Oito equipas de jardineiros partilham os 1.548 hectares de espaços verdes da capital de Angers. Estes incluem pulmões verdes como o Lac de Maine, o Etang Saint-Nicolas e o Parc Balzac, que tendem a situar-se na periferia da cidade, bem como jardins no centro da cidade, como a Esplanade Jean-Turc e o imperdível Jardin du Mail. Cada cidadão angevino beneficia de 100 m2 de espaços naturais, o dobro da média nacional.
Limitar as perturbações músculo-esqueléticas
Atualmente, existem 110.000 árvores pertencentes a mais de 200 espécies diferentes. Para manter uma paisagem tão vasta, os jardineiros têm à sua disposição uma série de equipamentos, incluindo cortadores de relva, corta-sebes, motosserras e tesouras de poda eléctricas. Estas últimas são particularmente populares, pois "aliviam a tensão dos músculos dos braços" e reduzem o risco de doenças músculo-esqueléticas. Temos de trabalhar mais porque os movimentos são repetitivos", explica Sébastien. Também podemos fixar a tesoura de poda num poste para aceder com segurança aos ramos altos.
Com um plano diretor para as paisagens de Angers e um plano Natureza na Cidade, Angers mantém agora 100% dos seus espaços públicos sem a utilização de produtos fitossanitários. Aplica dois tipos de métodos alternativos: preventivos e curativos. Os métodos preventivos consistem em ocupar o solo para evitar o desenvolvimento de ervas daninhas. O aumento da densidade de plantação, a cobertura do solo e a plantação de vegetação nos espaços abertos contribuem para limitar os custos de manutenção.

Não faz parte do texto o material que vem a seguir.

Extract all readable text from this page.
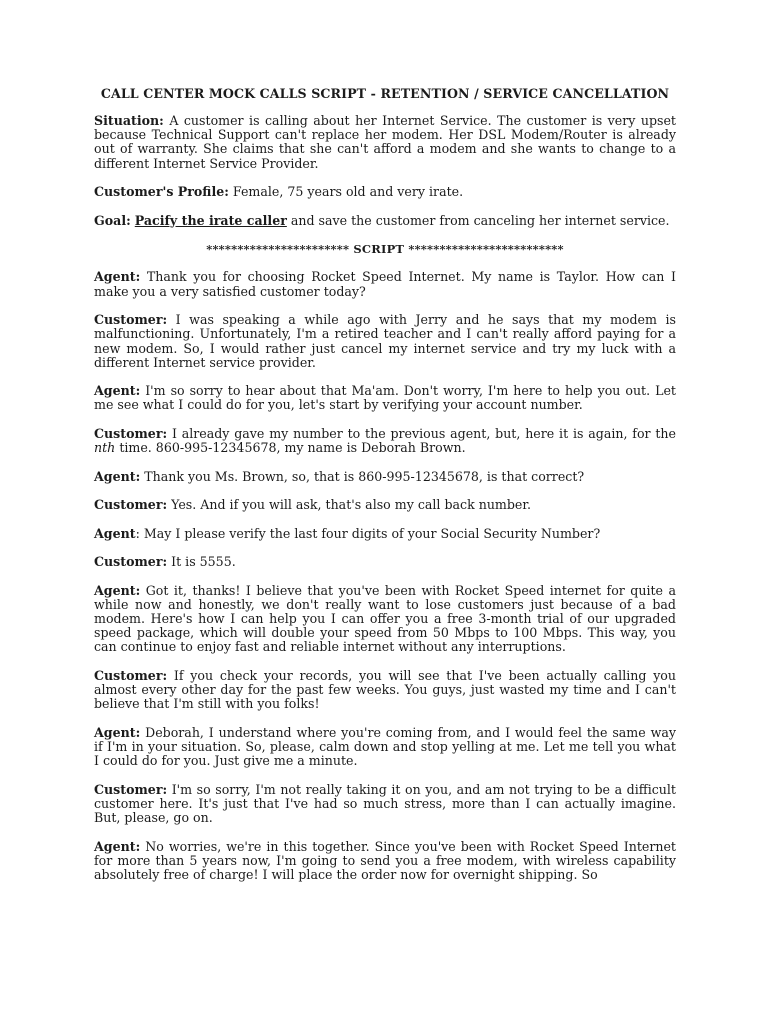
CALL CENTER MOCK CALLS SCRIPT - RETENTION / SERVICE CANCELLATION

Situation: A customer is calling about her Internet Service. The customer is very upset because Technical Support can't replace her modem. Her DSL Modem/Router is already out of warranty. She claims that she can't afford a modem and she wants to change to a different Internet Service Provider.

Customer's Profile: Female, 75 years old and very irate.

Goal: Pacify the irate caller and save the customer from canceling her internet service.

*********************** SCRIPT *************************

Agent: Thank you for choosing Rocket Speed Internet. My name is Taylor. How can I make you a very satisfied customer today?

Customer: I was speaking a while ago with Jerry and he says that my modem is malfunctioning. Unfortunately, I'm a retired teacher and I can't really afford paying for a new modem. So, I would rather just cancel my internet service and try my luck with a different Internet service provider.

Agent: I'm so sorry to hear about that Ma'am. Don't worry, I'm here to help you out. Let me see what I could do for you, let's start by verifying your account number.

Customer: I already gave my number to the previous agent, but, here it is again, for the nth time. 860-995-12345678, my name is Deborah Brown.

Agent: Thank you Ms. Brown, so, that is 860-995-12345678, is that correct?

Customer: Yes. And if you will ask, that's also my call back number.

Agent: May I please verify the last four digits of your Social Security Number?

Customer: It is 5555.

Agent: Got it, thanks! I believe that you've been with Rocket Speed internet for quite a while now and honestly, we don't really want to lose customers just because of a bad modem. Here's how I can help you I can offer you a free 3-month trial of our upgraded speed package, which will double your speed from 50 Mbps to 100 Mbps. This way, you can continue to enjoy fast and reliable internet without any interruptions.

Customer: If you check your records, you will see that I've been actually calling you almost every other day for the past few weeks. You guys, just wasted my time and I can't believe that I'm still with you folks!

Agent: Deborah, I understand where you're coming from, and I would feel the same way if I'm in your situation. So, please, calm down and stop yelling at me. Let me tell you what I could do for you. Just give me a minute.

Customer: I'm so sorry, I'm not really taking it on you, and am not trying to be a difficult customer here. It's just that I've had so much stress, more than I can actually imagine. But, please, go on.

Agent: No worries, we're in this together. Since you've been with Rocket Speed Internet for more than 5 years now, I'm going to send you a free modem, with wireless capability absolutely free of charge! I will place the order now for overnight shipping. So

Uma escolha de espécies locais adaptadas ao clima
No que diz respeito aos métodos curativos, os jardineiros utilizam regularmente a monda manual e a varredura mecânica. Isto diz respeito às zonas que ainda não foram adaptadas à utilização de um trator equipado com lâminas, ou que não o podem ser. Para além da utilização de técnicas alternativas, a cidade classificou os seus espaços verdes em três níveis de tolerância às ervas daninhas e tenta sensibilizar os habitantes para a necessidade de aceitar a flora espontânea.
"Prestamos muita atenção ao clima e escolhemos as espécies de árvores que plantamos em função do seu carácter local e das suas necessidades hídricas", acrescenta Sébastien. Graças ao seu centro municipal de horticultura, Angers produz uma grande parte das plantas plantadas nos seus espaços verdes. O viveiro produz 10.000 arbustos e 5.000 crisântemos por ano. Cultiva também 1.000 árvores, em contentores ou no solo. As estufas produzem 300.000 plantas com flores.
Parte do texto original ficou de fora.